Airlines in France have issued warnings of a possible ATC strikes in the future. As part of what some refer to as the “Summer of Discontent,” it appears that several thousand European passengers may face travel disruptions in the coming weeks leading up to the school summer vacation period thanks to these strikes.
Reports state that these strikes will be followed by industrial action. The strikes are expected any time between 5 June 2016 and 14 June 2016. These strikes will most likely result in increased flight delays, flight cancellations, and possible detours across the European continent. Airline for Europe, an industry lobby group, have issued details regarding the upcoming ATC strikes and their possible outcomes.
On 26 May 2016, it was reported that the French Air Traffic Control performed at lowered capacity. This was a day after the strikes were announced. It is believed that the French Air Traffic Control had been performing at reduced capacity since March 2016, and 26 May 2016 marked the 48th strike since 2009.
Simon McNamara, the Director General of the European Regions Airline Association, has released a statement saying that the responsibility of handling the highly disruptive strikes as well as their expenses must be handled by both the European Union and concerned national governments. He went on to say that these strikes were the reason behind delays and distress to both airline carriers and passengers.

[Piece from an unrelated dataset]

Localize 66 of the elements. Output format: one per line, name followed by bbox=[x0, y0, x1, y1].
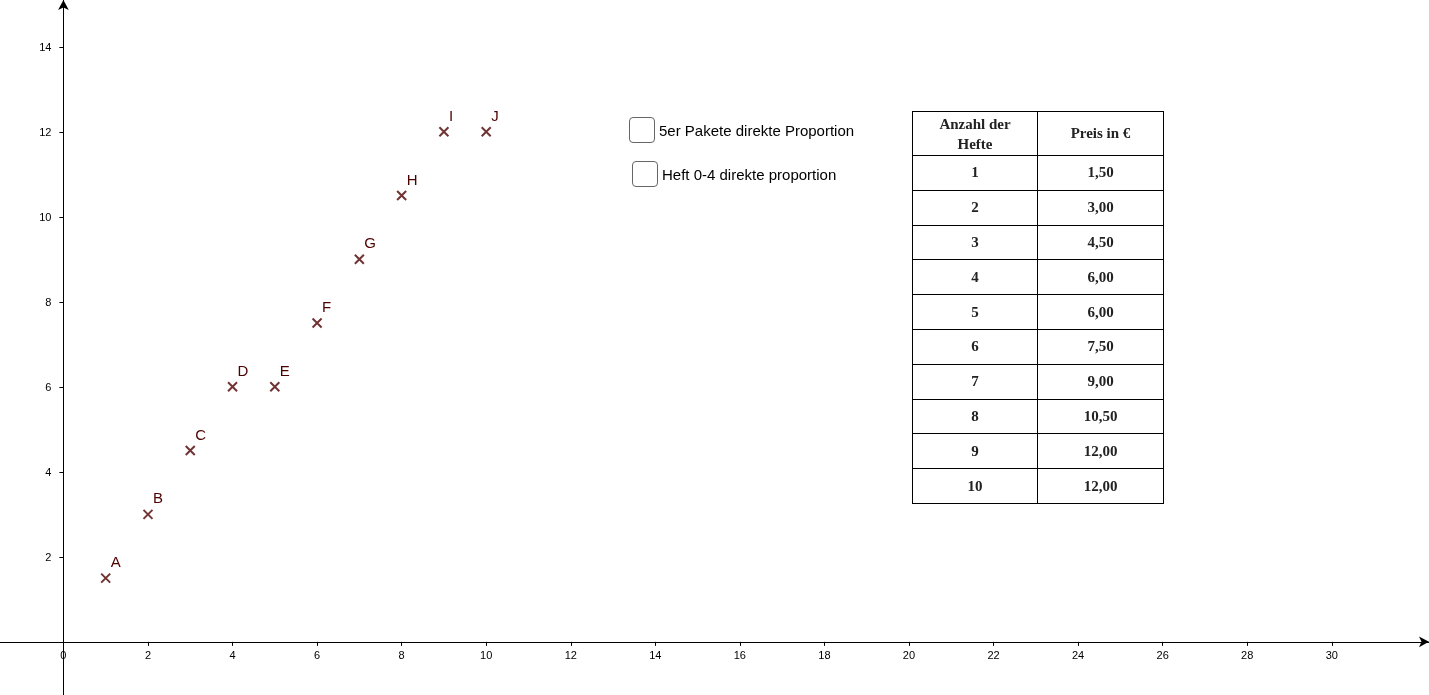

The history of ATC strikes
Over the past few months, ATC strikes have been independently responsible for several major flight delays, disruptions, and flight cancellations. Several European countries such as Belgium, France, and Greece have been constantly facing these strikes since a while. During the months of April and May 2016, members of Airline for Europe witnessed a total of 2,500 cancellations across the continent. This accounted for more than a million minutes of delays within European airspace.
Despite alerts issued by the Foreign and Commonwealth Office, the ATC strikes affected public transport and ferry services in Greece on 27 May 2016. In 2015, Europe saw a 28-day strike that led to the disruption of more than 10,000 flights operated by the members of Airlines for Europe.
The ATC strikes have already caused several airlines to cancel numerous flights. British Airways had to cancel around 40 flights to and from France. RyanAir had to cancel around 75 flights, 12 of which were from the UK. Most of the cancellations affected routes to Spain and other regions such as Luton and Basel.
How can these strikes be addressed?
Thomas Reynaert, the Managing Director for Airlines for Europe, stated that the strikes that had occurred over the last two months in France had infringed on people’s rights. He mentioned that the overall effects of these strikes would be rather drastic, considering the fact that they are taking place during a very busy period of the year.
With no end to these strikes in sight, he further added that the industry was headed toward a summer of frustration for customers. He added that the European Union and local governments should address these issues as soon as possible to safeguard the rights of European travelers, who fly into the continent in the millions, from this disproportional and repetitive industrial sabotage.